The final addition to the team was Brendan Rook, a detective who’d served as an infantry officer in the Australian Army and spent more than ten years with the International Criminal Court in The Hague investigating war crimes, crimes against humanity, and genocide around the globe. While Vince was still with the FBI, he’d worked closely with the Dutch National Police Corps, and one of his principal contacts from that time introduced him to Luc Gerrits. Vince mentioned to Luc that he needed someone to bounce his ideas off, a fellow investigator able to isolate and focus on the facts that might lead to solving the crime. Luc met Brendan in The Hague and, after learning about his investigative background, mentioned the Cold Case Team to him. Brendan was extremely interested and soon arranged for a leave of absence from his work to join the team.

Vince and Brendan are kindred spirits. They share a unique way of seeing things. Whereas the Anne Frank House is a museum where hundreds of visitors line up outside, for them it was a crime scene. They pictured the events of August 4, 1944, and exactly where they took place on that pitiful morning.

Brendan said that each time he visits a crime scene, he discovers new details. Standing in front of the building today, looking at its four floors, its front attic, the windows, he knows one thing for sure: a professional policeman would certainly have deduced the existence of the back Annex, and it wouldn’t have taken him long to find the secret entrance.





4


The Stakeholders


In this increasingly complex cold case investigation, Vince was an outsider watching, as it were, from the periphery and having to figure out things that were self-evident to the Dutch. The upside of this was that he could remain dispassionate in the face of developments that drove the others crazy. The first shock to the group was the degree of acrimony among the various stakeholders of the Anne Frank legacy.

Thijs described the first meeting he and Pieter had had with a man he referred to as “from the world of Anne Frank,” namely Jan van Kooten, a former head of education and presentations (1983–2004) at the Anne Frank House.1 Thijs had asked Van Kooten if they could meet to discuss the organizations devoted to the story of the Franks. He wanted to know how the various groups worked and how they collaborated.

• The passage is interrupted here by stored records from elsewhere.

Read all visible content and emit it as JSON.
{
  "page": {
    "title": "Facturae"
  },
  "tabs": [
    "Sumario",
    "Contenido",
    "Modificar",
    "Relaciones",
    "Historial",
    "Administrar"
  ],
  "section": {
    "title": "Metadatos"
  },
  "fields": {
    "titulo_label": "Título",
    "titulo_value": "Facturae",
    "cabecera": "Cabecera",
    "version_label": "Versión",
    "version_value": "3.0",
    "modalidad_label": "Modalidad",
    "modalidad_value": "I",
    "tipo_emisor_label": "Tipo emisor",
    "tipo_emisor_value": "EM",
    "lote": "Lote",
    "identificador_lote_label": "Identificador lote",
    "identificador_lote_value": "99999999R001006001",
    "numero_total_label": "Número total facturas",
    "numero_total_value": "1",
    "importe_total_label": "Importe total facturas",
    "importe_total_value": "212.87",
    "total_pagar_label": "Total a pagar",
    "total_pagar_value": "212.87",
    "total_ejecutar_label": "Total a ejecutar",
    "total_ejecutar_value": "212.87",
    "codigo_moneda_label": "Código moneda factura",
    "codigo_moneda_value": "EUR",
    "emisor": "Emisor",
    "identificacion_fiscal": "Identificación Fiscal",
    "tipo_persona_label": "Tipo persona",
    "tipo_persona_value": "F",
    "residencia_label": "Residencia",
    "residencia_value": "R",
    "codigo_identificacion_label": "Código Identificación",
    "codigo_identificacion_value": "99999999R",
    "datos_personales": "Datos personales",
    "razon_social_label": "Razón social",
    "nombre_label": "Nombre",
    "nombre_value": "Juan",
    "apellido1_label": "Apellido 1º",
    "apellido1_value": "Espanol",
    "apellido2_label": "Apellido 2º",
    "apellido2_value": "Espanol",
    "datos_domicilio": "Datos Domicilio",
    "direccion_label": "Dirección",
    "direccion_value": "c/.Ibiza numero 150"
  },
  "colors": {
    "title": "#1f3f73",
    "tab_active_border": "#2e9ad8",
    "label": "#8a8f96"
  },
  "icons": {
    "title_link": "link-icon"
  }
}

On Friday, March 4, 2016, Thijs and Pieter visited the office of the National Committee for May 4 and 5, the Dutch institution responsible for the annual Remembrance Day and Liberation Day celebrations.2 Van Kooten, currently the director, sat behind his large desk, looking rather intimidating. Thijs and Pieter were somewhat anxious, as it was the first official conversation in which they had to explain their idea: an investigation into what is popularly called “the betrayal of Anne Frank.” Their first question was cautious: What do we need to know when we start?